I found it easier than I thought it would be for the morning anyway, I had my juice which was refreshing and surprisingly substantial. I didn't feel the first real pangs until mid-afternoon, prime muffin and coffee time. It was at this point that my body began rebelling. As my body realised that this whole no solid food thing wasn't being played for laughs and was actually happening, reading documents or staring at a screen became difficult.
While it wasn't a game changer, it certainly nagged. By bedtime of the first night I was proud that I had stuck with it and I wondered what the next two days had in store for me, anxious but determined I knew that I would see this out.
I woke up feeling, if not refreshed, then certainly less sluggish than usual. I have been guilty in the past of eating in the late evening and you could certainly feel it when you roll out of bed. Not so now, as I looked forward to seeing (somewhat blurrily) another day of health. The first day hadn't exactly been a breeze, with minor hunger pangs and failing vision springing to mind, but I was already feeling the benefits of this little stint.
Day two was much the same as day one, I began the day without much difficulty with a slump in the middle. By day's end however, the benefits outweighed the drawbacks and I was feeling better and better, a trend that continued into and after the final day.
To be honest, when I started this cleanse I thought it would be something I'd do, then put behind me and never revisit again (except maybe as an anecdote to be told while enjoying a steak). I was surprised to find that I had become an advocate of juice cleansing. I began to think of the possibilities and fringe benefits of cleansing.

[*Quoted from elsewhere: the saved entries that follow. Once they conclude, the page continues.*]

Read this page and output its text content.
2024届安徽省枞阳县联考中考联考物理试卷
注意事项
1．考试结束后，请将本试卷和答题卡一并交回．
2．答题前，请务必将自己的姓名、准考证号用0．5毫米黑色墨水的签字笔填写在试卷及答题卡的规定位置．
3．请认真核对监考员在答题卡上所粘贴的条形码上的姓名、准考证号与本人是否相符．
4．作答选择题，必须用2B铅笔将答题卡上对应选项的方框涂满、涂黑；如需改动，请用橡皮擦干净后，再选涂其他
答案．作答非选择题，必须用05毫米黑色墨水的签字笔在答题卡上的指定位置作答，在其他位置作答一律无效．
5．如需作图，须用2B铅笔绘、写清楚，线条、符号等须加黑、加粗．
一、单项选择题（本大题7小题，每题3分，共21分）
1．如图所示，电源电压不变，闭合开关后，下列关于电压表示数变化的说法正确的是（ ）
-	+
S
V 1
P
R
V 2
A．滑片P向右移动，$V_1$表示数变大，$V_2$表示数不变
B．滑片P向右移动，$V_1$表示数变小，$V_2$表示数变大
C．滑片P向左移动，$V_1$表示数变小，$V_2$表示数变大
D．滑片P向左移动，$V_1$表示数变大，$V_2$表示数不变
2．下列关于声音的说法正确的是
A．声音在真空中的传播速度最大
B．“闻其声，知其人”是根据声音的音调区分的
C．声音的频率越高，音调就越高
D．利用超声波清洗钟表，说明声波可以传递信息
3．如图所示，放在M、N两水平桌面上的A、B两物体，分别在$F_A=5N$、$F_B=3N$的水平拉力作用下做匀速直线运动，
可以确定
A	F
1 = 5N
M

For instance, it's the perfect way to change routine or kick start a diet. I'd also recommend trying it if you need a bit of a shakedown, to dig you out of a rut or to dispel lethargy. It's a great way to start a month and I can see myself making it a regular thing. Don't get me wrong, I love food and they can pry my steak knife out of my cold dead fingers, but a cleanse every now and again but helps encourage introspection about your standard diet as well as clearing your mind and body in an energising and affordable way.